I recently read about a company in Israel developing technology to create water out of thin air. The idea is literally an elementary one—use the moisture in the air to turn it into water in arid areas. The company created a water generator, which runs on solar or electric power and has the capability to produce 10-20 gallons of fresh, cold drinking water per day! The concept is not just innovative but builds on scientific knowledge and know-how that we already possess. This innovation, if put to good use, has the potential to bring an essential commodity like drinking water into the lives of thousands living in water-starved regions. This report set me thinking about the situation in India.
I often find a restrictive mindset at work in India where only innovations achieved in the Silicon Valley are lauded. Creating a faster or smaller gadget or improving performance of already efficient machines or processes is the defining quality of innovations in advanced and developed countries of the global north. For existentialist economies like India, we need to rethink what constitutes and qualifies as innovation or innovative practice. In my travels across the length and breadth of our country, I have come across numerous innovations or what is locally called as ‘jugaads’ in villages and semi-urban towns. These innovations make life easier but are neither acknowledged, feted nor replicated. When large-scale desalination of water can be achieved with an innovative low-cost model developed in the region, that innovation needs to be recognised and celebrated. Similarly, creating cheaper toilets that are easy to construct and maintain should become a highly valued innovation in a country like ours where over 626 million people still defecate in the open.
I strongly endorse frugal innovation at all entrepreneur forums that I participate in. In areas with specific paucity of resources, local knowledge and wisdom can be channelled into evolving ingenuous solutions. Using resources frugally to make it accessible to many more is also an innovation. However, smaller steps taken by communities to build self-reliance and self-sufficiency are rarely encouraged. This leads to a stagnation of ideas and a lack of leadership or vision to help scale it to reach many more needy populations. This is where I see the role of an impact entrepreneur emerging.
Several people have asked me why I like to use the term ‘impact entrepreneurship’ as against the more conventionally preferred ‘social entrepreneurship’. The reasons are: First, it is the presence of a handful of social funds investing in developing infrastructure and capacity building that has given this sector the moniker of social sectors.
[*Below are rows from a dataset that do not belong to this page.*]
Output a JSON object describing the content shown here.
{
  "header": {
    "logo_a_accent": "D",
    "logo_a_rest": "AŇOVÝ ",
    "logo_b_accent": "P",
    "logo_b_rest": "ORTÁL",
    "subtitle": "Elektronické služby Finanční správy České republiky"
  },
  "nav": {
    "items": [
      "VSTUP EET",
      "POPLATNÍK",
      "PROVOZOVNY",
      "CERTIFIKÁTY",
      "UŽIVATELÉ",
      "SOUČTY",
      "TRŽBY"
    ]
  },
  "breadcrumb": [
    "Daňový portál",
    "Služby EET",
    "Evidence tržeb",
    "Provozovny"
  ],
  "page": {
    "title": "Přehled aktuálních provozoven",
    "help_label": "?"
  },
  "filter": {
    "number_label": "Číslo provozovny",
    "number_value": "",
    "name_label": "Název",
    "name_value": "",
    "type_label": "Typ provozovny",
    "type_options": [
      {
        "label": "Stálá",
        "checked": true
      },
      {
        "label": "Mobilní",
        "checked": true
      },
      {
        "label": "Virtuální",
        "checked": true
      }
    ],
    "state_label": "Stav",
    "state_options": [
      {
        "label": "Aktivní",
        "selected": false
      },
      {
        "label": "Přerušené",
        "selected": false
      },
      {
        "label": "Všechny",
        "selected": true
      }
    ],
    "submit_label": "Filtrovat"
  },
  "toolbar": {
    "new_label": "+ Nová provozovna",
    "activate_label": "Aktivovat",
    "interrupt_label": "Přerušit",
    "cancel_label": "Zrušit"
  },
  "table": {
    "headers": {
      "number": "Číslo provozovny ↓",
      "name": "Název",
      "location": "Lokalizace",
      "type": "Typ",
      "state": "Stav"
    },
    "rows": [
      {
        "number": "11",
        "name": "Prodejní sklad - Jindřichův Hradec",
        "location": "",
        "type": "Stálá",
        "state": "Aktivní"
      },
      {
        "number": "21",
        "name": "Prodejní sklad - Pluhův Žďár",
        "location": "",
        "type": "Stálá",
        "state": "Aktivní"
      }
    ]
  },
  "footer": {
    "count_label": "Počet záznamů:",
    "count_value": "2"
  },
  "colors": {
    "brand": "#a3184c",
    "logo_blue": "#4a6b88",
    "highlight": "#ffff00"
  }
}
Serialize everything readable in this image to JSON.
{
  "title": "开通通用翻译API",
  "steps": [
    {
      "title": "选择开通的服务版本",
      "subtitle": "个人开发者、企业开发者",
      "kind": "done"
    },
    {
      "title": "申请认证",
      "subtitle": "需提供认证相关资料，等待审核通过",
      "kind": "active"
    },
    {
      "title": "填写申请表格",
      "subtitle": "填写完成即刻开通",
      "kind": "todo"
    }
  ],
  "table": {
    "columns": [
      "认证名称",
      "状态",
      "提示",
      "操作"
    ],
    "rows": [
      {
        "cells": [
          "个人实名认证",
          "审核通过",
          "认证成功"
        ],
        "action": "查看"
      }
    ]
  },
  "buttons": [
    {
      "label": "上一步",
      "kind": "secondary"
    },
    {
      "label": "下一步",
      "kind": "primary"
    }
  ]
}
The implication that these sectors are for the larger social good leads to expectation that any ventures or processes undertaken might need subsidising to tide over low returns expected. Social entrepreneurship, therefore, becomes one where the motive of the enterprise becomes subsidy-driven, curtailing the desire to grow and expand. Second, the non-profit baseline makes it impossible to channel a large influx of capital into these sectors. These sectors, like say agriculture, health and education, are those that require intensive capital to be ploughed in to scale the impact of the intervention. Otherwise, the impact is largely localised and becomes a mere pilot study, which languishes due to lack of capital to scale the processes.
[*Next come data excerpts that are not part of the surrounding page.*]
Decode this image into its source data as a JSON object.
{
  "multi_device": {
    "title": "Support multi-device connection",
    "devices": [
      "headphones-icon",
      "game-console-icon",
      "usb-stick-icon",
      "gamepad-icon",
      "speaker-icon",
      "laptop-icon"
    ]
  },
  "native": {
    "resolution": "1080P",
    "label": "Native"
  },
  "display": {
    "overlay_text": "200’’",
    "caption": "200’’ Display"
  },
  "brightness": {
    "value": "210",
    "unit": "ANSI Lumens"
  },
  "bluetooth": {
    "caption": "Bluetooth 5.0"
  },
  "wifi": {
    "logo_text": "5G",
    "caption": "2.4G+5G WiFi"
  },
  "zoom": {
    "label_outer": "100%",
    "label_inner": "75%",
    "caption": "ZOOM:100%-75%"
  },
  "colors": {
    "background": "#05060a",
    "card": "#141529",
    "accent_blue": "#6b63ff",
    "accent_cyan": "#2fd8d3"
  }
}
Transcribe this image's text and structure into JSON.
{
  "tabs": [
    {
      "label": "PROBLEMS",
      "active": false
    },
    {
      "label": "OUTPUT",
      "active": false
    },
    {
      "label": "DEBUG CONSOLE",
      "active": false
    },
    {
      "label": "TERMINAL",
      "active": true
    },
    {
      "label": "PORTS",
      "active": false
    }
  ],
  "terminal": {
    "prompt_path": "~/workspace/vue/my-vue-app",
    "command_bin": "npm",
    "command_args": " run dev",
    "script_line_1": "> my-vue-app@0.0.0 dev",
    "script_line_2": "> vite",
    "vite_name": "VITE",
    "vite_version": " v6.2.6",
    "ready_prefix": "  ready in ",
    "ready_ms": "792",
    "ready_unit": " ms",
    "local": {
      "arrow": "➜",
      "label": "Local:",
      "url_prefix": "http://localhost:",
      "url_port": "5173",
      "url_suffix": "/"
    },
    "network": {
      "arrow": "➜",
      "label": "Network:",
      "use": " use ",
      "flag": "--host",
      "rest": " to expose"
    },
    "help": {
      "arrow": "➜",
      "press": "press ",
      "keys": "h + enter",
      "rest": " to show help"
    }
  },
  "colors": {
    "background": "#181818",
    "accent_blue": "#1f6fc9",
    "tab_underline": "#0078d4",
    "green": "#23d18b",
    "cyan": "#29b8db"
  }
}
Renaming these sectors as impact sectors allows for a fresh line of thought and intervention plan. Impact sectors, therefore, become those that impact the lives of a large number of people. These are sectors that need to attract massive capital. Most entrepreneurs that do not see big margins of profit in these sectors shy away from them. However, I see them as highly challenging sectors that can prove to be not just profitable but high in value production at the bottom end of the pyramid. The bottom end of the pyramid does not necessarily have to translate into subsidies or ventures where losses need to be largely written off. The picture that impact entrepreneurs need to focus on is the large consumer base that they get to target. If impact entrepreneurs run their businesses like commercial business, the outcome is twofold. The profit motive that is the baseline of any commercial venture is achieved, even as the needs of a huge consumer base that cannot afford top-of-the-line goods and services are sufficiently met.
There is adequate headroom for growth in these sectors, provided that there is thought leadership and the willingness to back innovation. Another key question that is often raised is—how do you identify impact sectors that offer the potential for growth and the altruism of giving back to the society? My thumb rule is simple. Impact sectors are those where there is massive under-consumption of resources due to non-availability, lack of access or lack of opportunity. If your enterprise can plug these critical blocks in service or product delivery, then you are an impact entrepreneur making a difference to the lives of millions in India.
We need to begin measuring success and achievement in key sectors like education, healthcare on economies of scale rather than subsidies. The perceptions surrounding social entrepreneurship need to be altered to minimise the necessity of subsidies, doles and expectation of low returns. Then, these sectors of impact will begin to receive the influx of money, talent and resources that are sorely lacking.